Baker hoped that a good portion of the properties bought could be resold, perhaps after some kind of development. But chances are good that the vast majority never would be as valuable as they were prior to Hurricane Katrina’s reality check, and so if the government ever could even sell them, it might get far less than its compensation costs. Again, that meant a hit of tens of billions of dollars to the American taxpayer and would make the federal government the largest landholder in Orleans Parish for decades to come.

Louisiana’s congressional Republicans have smartly vowed to keep working on it, but they must realize they cannot win with Baker’s bill in its present form. Indeed, what they should do is work to loosen up the grant requirements, as a quick overview of the numbers shows.

Even if it sensationalizes its conclusions, this research more soberly indicates the potential extent of the damage done by Katrina. If you take 2000 census data (median value per parish of owner-occupied houses which probably is too high for Orleans damage but maybe lower for other parishes given the actual distribution of the damage), assuming all housing is totally damaged the amount comes to about $20 billion and almost 226,000 units.
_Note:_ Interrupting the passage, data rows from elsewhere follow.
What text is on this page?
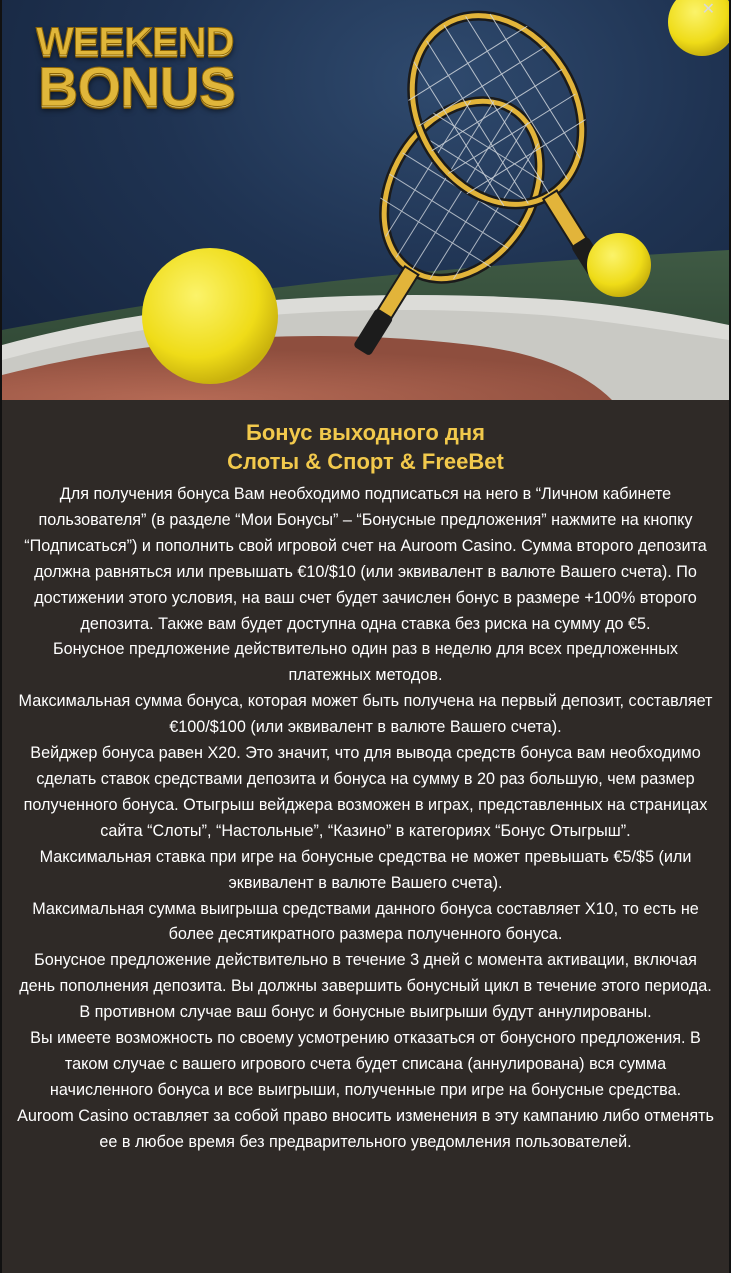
WEEKEND
BONUS
✕
Бонус выходного дня
Слоты & Спорт & FreeBet

Для получения бонуса Вам необходимо подписаться на него в “Личном кабинете пользователя” (в разделе “Мои Бонусы” – “Бонусные предложения” нажмите на кнопку “Подписаться”) и пополнить свой игровой счет на Auroom Casino. Сумма второго депозита должна равняться или превышать €10/$10 (или эквивалент в валюте Вашего счета). По достижении этого условия, на ваш счет будет зачислен бонус в размере +100% второго депозита. Также вам будет доступна одна ставка без риска на сумму до €5.

Бонусное предложение действительно один раз в неделю для всех предложенных платежных методов.

Максимальная сумма бонуса, которая может быть получена на первый депозит, составляет €100/$100 (или эквивалент в валюте Вашего счета).

Вейджер бонуса равен X20. Это значит, что для вывода средств бонуса вам необходимо сделать ставок средствами депозита и бонуса на сумму в 20 раз большую, чем размер полученного бонуса. Отыгрыш вейджера возможен в играх, представленных на страницах сайта “Слоты”, “Настольные”, “Казино” в категориях “Бонус Отыгрыш”.

Максимальная ставка при игре на бонусные средства не может превышать €5/$5 (или эквивалент в валюте Вашего счета).

Максимальная сумма выигрыша средствами данного бонуса составляет X10, то есть не более десятикратного размера полученного бонуса.

Бонусное предложение действительно в течение 3 дней с момента активации, включая день пополнения депозита. Вы должны завершить бонусный цикл в течение этого периода. В противном случае ваш бонус и бонусные выигрыши будут аннулированы.

Вы имеете возможность по своему усмотрению отказаться от бонусного предложения. В таком случае с вашего игрового счета будет списана (аннулирована) вся сумма начисленного бонуса и все выигрыши, полученные при игре на бонусные средства.

Auroom Casino оставляет за собой право вносить изменения в эту кампанию либо отменять ее в любое время без предварительного уведомления пользователей.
But the median value of such housing, assuming non-floodplain houses equally are distributed, is only about $88,500. If the state estimates that’s about 20,000 houses, that’s only about $1.77 billion spent (surely overhead wouldn’t be almost 70 percent of the total?), leaving almost $4.4 billion that could be distributed. If Congress would go in and loosen up the grant requirements to encompass owners who had flood insurance but cannot get the full value of their property back even with it (up to the grant stricture of $150,000 each), this probably could bring tens of thousands, maybe even 100,000, houses, into eligibility.

As for perhaps the other hundred thousand homeowners who lived in floodplains but did not exercise common sense in insuring their properties against flooding, what’s stopping Louisiana from having its own version of the Baker bill? The state could sell $9 billion worth of bonds by amending the Constitution (it went down this road before for far more trivial reasons) to create a state authority to issue that amount of debt (without additional taxes). If the buy low/sell high theory of the bill works, the state would get a good chunk of its money back, and it could be backed by some capital outlay funds (instead of wasting them on trivialities) or maybe even the federal government itself will buy some of the bonds and/or pay the interest on them. It may even donate some money for the purpose, if the state shows the money will be well-managed.

There are plenty of options, but if you listened to the complaining of Democrat politicians like Sen. Mary Landrieu on the matter, you’d think the world had ended. That’s because their political world is based upon taking from others for themselves and their allies, not upon providing fresh ideas and leadership. Blanco, Landrieu and others need to understand from the federal government Louisiana can expect a hand up to pull the state out of this situation, not a handout.